20 Die vroegen hem zelfs nog een paar dagen te blijven, maar dat wilde hij niet.
21 Hij nam afscheid van hen met de woorden: ‘Als God het wil, kom ik bij u terug.’ Hij verliet Efeze per schip.
22 Na aankomst in Caesarea ging hij naar Jeruzalem en bezocht daar de christengemeente. Daarna reisde hij verder naar Antiochië.
23 Maar ook daar bleef hij niet lang. Al gauw vertrok hij weer naar Galatië en Frygië om de christenen in die streken te bemoedigen.
24 Ondertussen was er in Efeze een Jood aangekomen die heel goed kon spreken en de Boeken zeer goed kende. Hij heette Apollos en kwam uit Alexandrië in Egypte.

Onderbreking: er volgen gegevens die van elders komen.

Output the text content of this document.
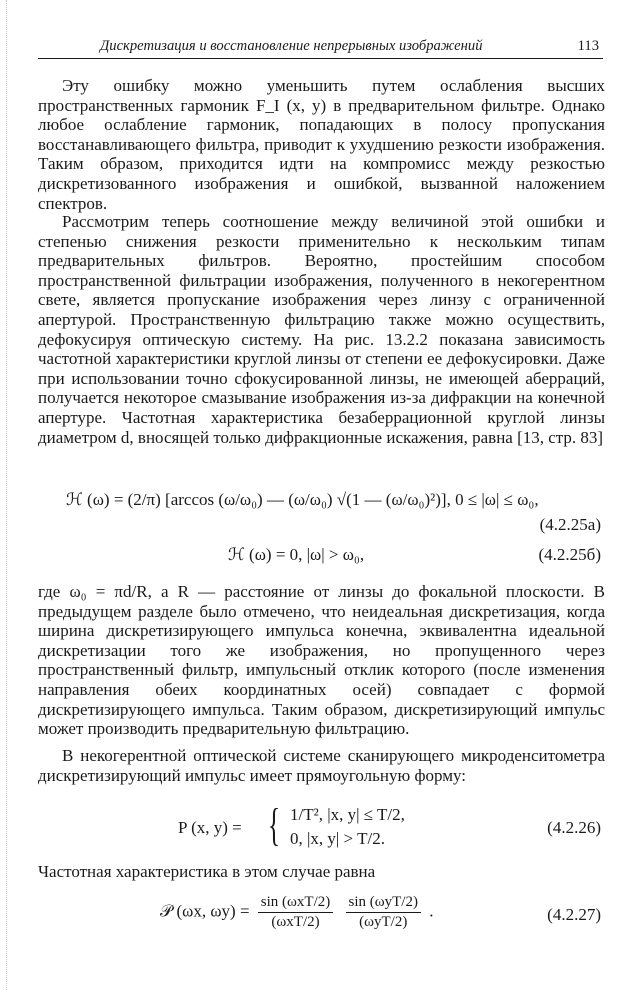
Дискретизация и восстановление непрерывных изображений	113

Эту ошибку можно уменьшить путем ослабления высших пространственных гармоник F_I (x, y) в предварительном фильтре. Однако любое ослабление гармоник, попадающих в полосу пропускания восстанавливающего фильтра, приводит к ухудшению резкости изображения. Таким образом, приходится идти на компромисс между резкостью дискретизованного изображения и ошибкой, вызванной наложением спектров.

Рассмотрим теперь соотношение между величиной этой ошибки и степенью снижения резкости применительно к нескольким типам предварительных фильтров. Вероятно, простейшим способом пространственной фильтрации изображения, полученного в некогерентном свете, является пропускание изображения через линзу с ограниченной апертурой. Пространственную фильтрацию также можно осуществить, дефокусируя оптическую систему. На рис. 13.2.2 показана зависимость частотной характеристики круглой линзы от степени ее дефокусировки. Даже при использовании точно сфокусированной линзы, не имеющей аберраций, получается некоторое смазывание изображения из-за дифракции на конечной апертуре. Частотная характеристика безаберрационной круглой линзы диаметром d, вносящей только дифракционные искажения, равна [13, стр. 83]

ℋ (ω) = (2/π) [arccos (ω/ω₀) — (ω/ω₀) √(1 — (ω/ω₀)²)], 0 ≤ |ω| ≤ ω₀,
(4.2.25а)
ℋ (ω) = 0, |ω| > ω₀,	(4.2.25б)

где ω₀ = πd/R, а R — расстояние от линзы до фокальной плоскости. В предыдущем разделе было отмечено, что неидеальная дискретизация, когда ширина дискретизирующего импульса конечна, эквивалентна идеальной дискретизации того же изображения, но пропущенного через пространственный фильтр, импульсный отклик которого (после изменения направления обеих координатных осей) совпадает с формой дискретизирующего импульса. Таким образом, дискретизирующий импульс может производить предварительную фильтрацию.

В некогерентной оптической системе сканирующего микроденситометра дискретизирующий импульс имеет прямоугольную форму:

P (x, y) = { 1/T², |x, y| ≤ T/2,
0, |x, y| > T/2.
(4.2.26)

Частотная характеристика в этом случае равна

𝒫 (ωx, $\omega y) = \frac{\text{sin (ωxT/2)}}{\text{(ωxT/2)}}$
$\frac{\text{sin (ωyT/2)}}{\text{(ωyT/2)}}$ .	(4.2.27)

25 Daar had iemand hem iets verteld over wat Jezus gedaan en verkondigd had. Hij sprak vol vuur over Jezus en de dingen die hij zei waren juist, maar hij wist niet veel meer dan de doop zoals Johannes die verrichtte.
26 In de synagoge nam hij vrijmoedig het woord. Priscilla en Aquila hoorden hem. Zij namen hem mee naar huis en legden hem uit wat er allemaal met Jezus was gebeurd en wat dat betekende.